Comcast Corp. agreed to pay $950,000 and cancel debts for 20,000 Xfinity customers in Massachusetts to settle a civil investigation by the state attorney general into deceptive advertising over "lock-in" prices that actually escalated over contract periods because of broadcast television and regional sports fees, court documents show.

Consumer activists say hidden fees in cable bills can boost monthly TV bills by 25 percent. A California class action lawsuit claimed that Comcast earns $2 billion a year from them nationally.

When thousands of Comcast customers in Massachusetts learned of the higher cable bills because of the fees, they dropped their TV service but also incurred termination fees of $240 to cancel long-term contracts, according to the Massachusetts Attorney General's Office.

As part of the settlement reached last week, Comcast will issue refunds to Massachusetts consumers who paid early termination fees after downgrading their service or being involuntarily disconnected by Comcast between January 2015 and March 2016. Comcast cooperated with the investigation.

The settlement includes $700,000 for refunds and $250,000 that the attorney general will use to pay for consumer initiatives and costs related to the Comcast investigation.

"Comcast stuck too many Massachusetts customers with lengthy, expensive contracts that left many in debt and others with damaged credit," Attorney General Maura Healey said. The law-enforcement agency said that the cost to consumers could be 40 percent over the advertised price for cable service because of fees. Comcast said the fees help cover the higher cost of those broadcast and cable channels.

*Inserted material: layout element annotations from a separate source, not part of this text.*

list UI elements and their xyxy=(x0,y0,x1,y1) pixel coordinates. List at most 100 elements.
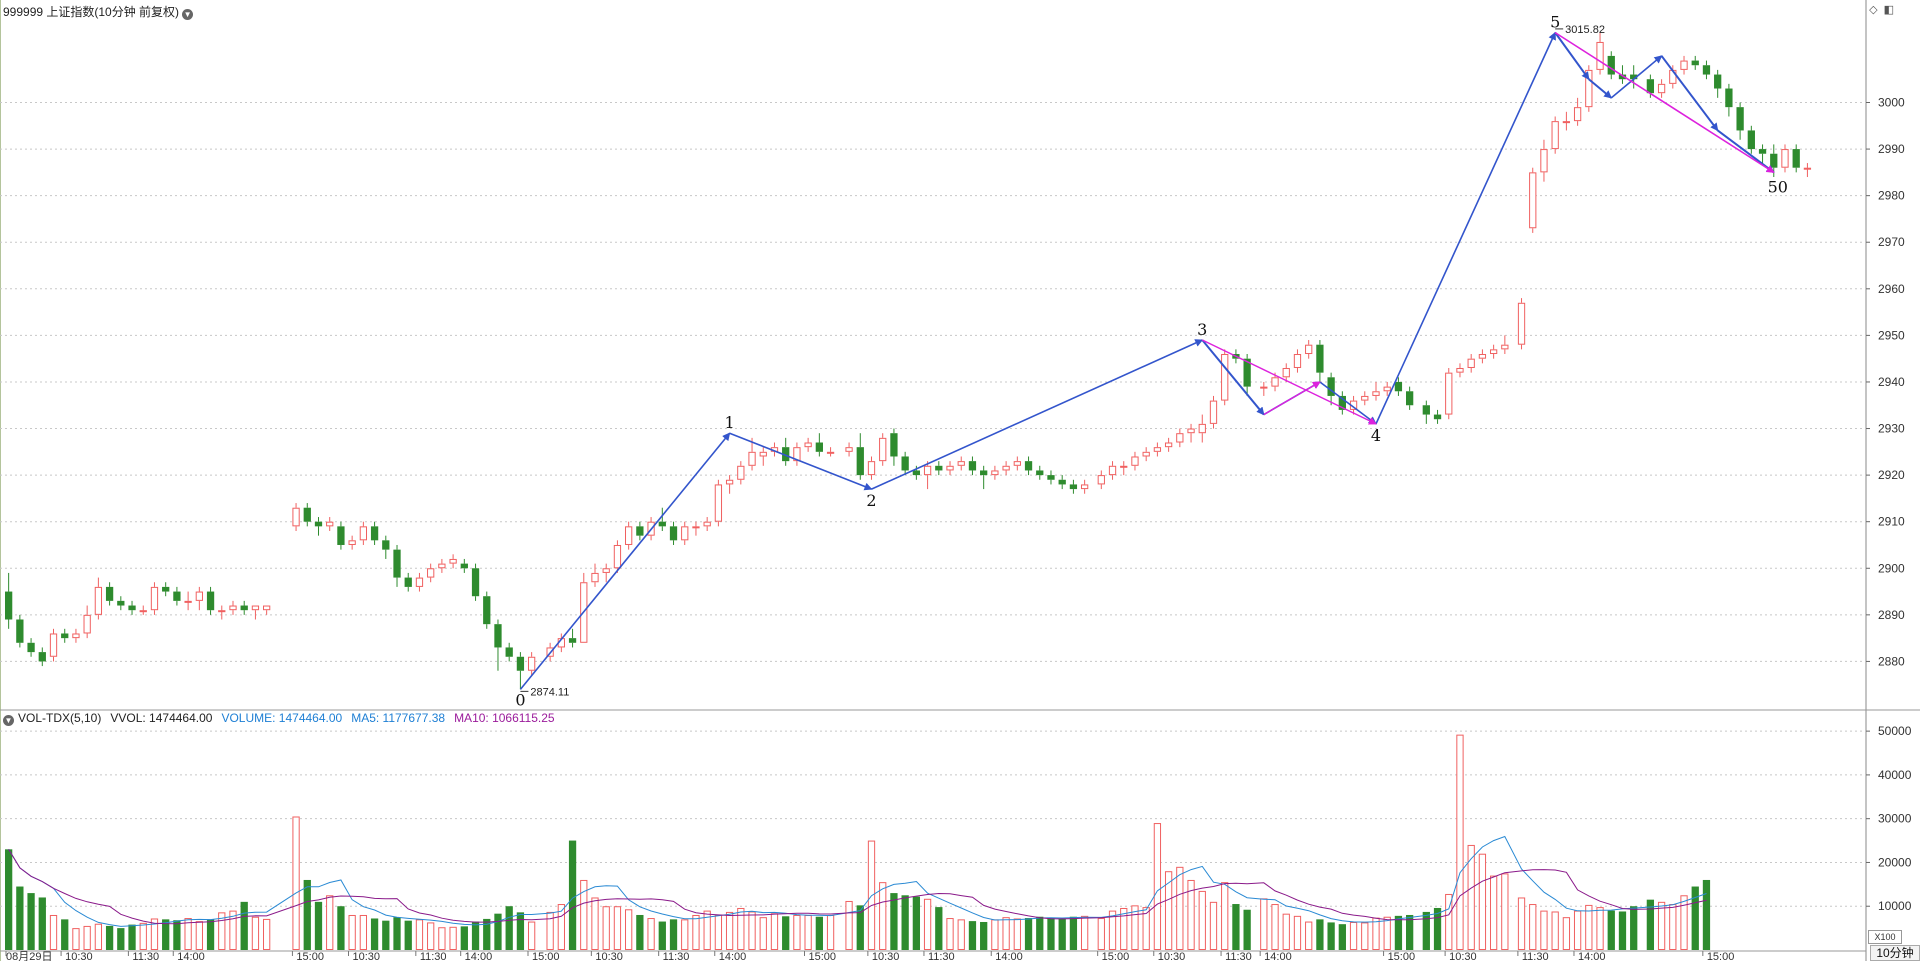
candle-body xyxy=(94,586,103,615)
candle-body xyxy=(1433,414,1442,420)
volume-bar xyxy=(748,911,756,951)
candle-body xyxy=(793,447,801,462)
volume-bar xyxy=(602,906,610,951)
volume-bar xyxy=(505,906,513,950)
candle-body xyxy=(83,614,91,634)
candle-body xyxy=(505,647,513,657)
volume-bar xyxy=(1630,906,1638,950)
candle-body xyxy=(1422,405,1430,415)
volume-bar xyxy=(438,927,446,950)
candle-body xyxy=(991,470,999,476)
volume-bar xyxy=(1209,901,1218,951)
wave-label: 1 xyxy=(725,413,735,432)
candle-body xyxy=(1271,377,1279,387)
candle-body xyxy=(692,526,700,529)
candle-body xyxy=(229,605,237,611)
candle-body xyxy=(303,507,311,522)
volume-bar xyxy=(1361,922,1369,951)
candle-body xyxy=(1153,447,1162,452)
candle-body xyxy=(1002,465,1010,471)
candle-body xyxy=(1596,41,1604,70)
candle-body xyxy=(1406,391,1414,406)
volume-bar xyxy=(1394,915,1403,950)
volume-bar xyxy=(206,919,215,950)
candle-body xyxy=(1585,69,1593,108)
time-tick-label: 15:00 xyxy=(532,951,560,961)
candle-body xyxy=(1372,391,1380,396)
candle-body xyxy=(1517,302,1526,345)
candle-body xyxy=(150,586,159,611)
candle-body xyxy=(867,461,876,476)
volume-bar xyxy=(105,925,114,950)
price-tick-label: 3000 xyxy=(1878,95,1905,109)
low-annotation: 2874.11 xyxy=(530,686,569,698)
volume-bar xyxy=(516,912,525,950)
volume-bar xyxy=(1047,918,1055,950)
volume-bar xyxy=(527,921,536,951)
candle-body xyxy=(27,642,35,653)
candle-body xyxy=(263,605,271,611)
volume-bar xyxy=(1069,916,1078,950)
volume-bar xyxy=(337,906,345,950)
candle-body xyxy=(1646,79,1655,94)
candle-body xyxy=(1327,377,1335,396)
candle-body xyxy=(438,563,446,569)
volume-bar xyxy=(759,917,767,950)
candle-body xyxy=(1316,344,1324,373)
volume-bar xyxy=(94,923,103,950)
time-tick-label: 15:00 xyxy=(1102,951,1130,961)
candle-body xyxy=(516,656,525,671)
volume-bar xyxy=(1669,904,1677,950)
volume-tick-label: 30000 xyxy=(1878,812,1912,826)
candle-body xyxy=(139,610,147,613)
candle-body xyxy=(195,591,203,601)
volume-bar xyxy=(923,898,932,951)
time-tick-label: 10:30 xyxy=(1449,951,1477,961)
wave-label: 4 xyxy=(1371,426,1381,445)
time-tick-label: 15:00 xyxy=(1707,951,1735,961)
volume-bar xyxy=(546,911,554,951)
dropdown-circle-icon[interactable]: ▼ xyxy=(3,715,14,726)
candle-body xyxy=(912,470,921,476)
volume-bar xyxy=(1187,879,1195,951)
volume-bar xyxy=(1478,853,1487,951)
price-tick-label: 2940 xyxy=(1878,375,1905,389)
dropdown-circle-icon[interactable]: ▼ xyxy=(182,9,194,20)
candle-body xyxy=(890,433,898,457)
volume-bar xyxy=(957,919,965,951)
candle-body xyxy=(1630,74,1638,80)
candle-body xyxy=(1058,479,1066,485)
candle-body xyxy=(494,624,502,648)
candle-body xyxy=(1792,149,1800,168)
candle-body xyxy=(804,442,812,448)
volume-ma5-line xyxy=(8,835,1707,927)
volume-bar xyxy=(557,904,565,950)
period-selector[interactable]: 10分钟 xyxy=(1870,945,1920,961)
volume-bar xyxy=(427,922,435,951)
candle-body xyxy=(968,461,977,471)
candle-body xyxy=(946,465,954,471)
volume-value: VOLUME: 1474464.00 xyxy=(221,711,343,725)
volume-bar xyxy=(1293,915,1302,951)
candle-body xyxy=(568,638,577,643)
candle-body xyxy=(703,521,711,527)
wave-line xyxy=(1717,129,1775,174)
volume-bar xyxy=(393,917,401,950)
time-tick-label: 14:00 xyxy=(1264,951,1292,961)
time-tick-label: 10:30 xyxy=(1158,951,1186,961)
candle-body xyxy=(658,521,666,527)
volume-bar xyxy=(1607,910,1615,950)
candle-body xyxy=(1781,149,1789,168)
price-tick-label: 2900 xyxy=(1878,561,1905,575)
volume-bar xyxy=(1529,904,1537,950)
volume-bar xyxy=(1646,899,1655,950)
candle-body xyxy=(382,540,390,550)
candle-body xyxy=(1562,121,1571,124)
diamond-icon[interactable]: ◇ xyxy=(1869,4,1878,16)
candle-body xyxy=(1338,395,1346,410)
candle-body xyxy=(1747,130,1755,150)
volume-bar xyxy=(681,919,689,951)
panel-toggle-icon[interactable]: ◧ xyxy=(1883,4,1894,16)
volume-bar xyxy=(1024,918,1033,950)
wave-line xyxy=(1554,31,1775,174)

Comcast denied wrongdoing, saying that it was avoiding protracted and costly litigation with the settlement. The Philadelphia company also said it had "enhanced disclosures" in its advertising.

"While we disagree with the allegations," Comcast spokesperson Jennifer Moyer said Tuesday, "we are committed to partnering with Attorney General Healey and others who share our commitment to improving the experience of our customers in all respects."

In June, Consumer Reports launched the national "What the Fee?!" campaign in Philadelphia by delivering to Comcast's headquarters a petition with 110,000 signatures asking that it be more transparent about buried fees in bills, such as monthly surcharges for broadcast television stations, local sports networks, and DVRs.

Jonathan Schwantes, senior policy counsel for Consumer Reports, said, "We applaud Massachusetts for taking action to protect their constituents from this deceptive marketing." Millions of customers nationwide have been lured into "contracts by this kind of advertising to find that fees keep getting more expensive," he said.

He added that the consumer group urges other states to follow Massachusetts and "crack down on the cable industry's abuse of these types of add-on charges."

In California, plaintiffs attorneys have sued Comcast in federal court over fees for broadcast television and regional sports networks, calling them "bogus."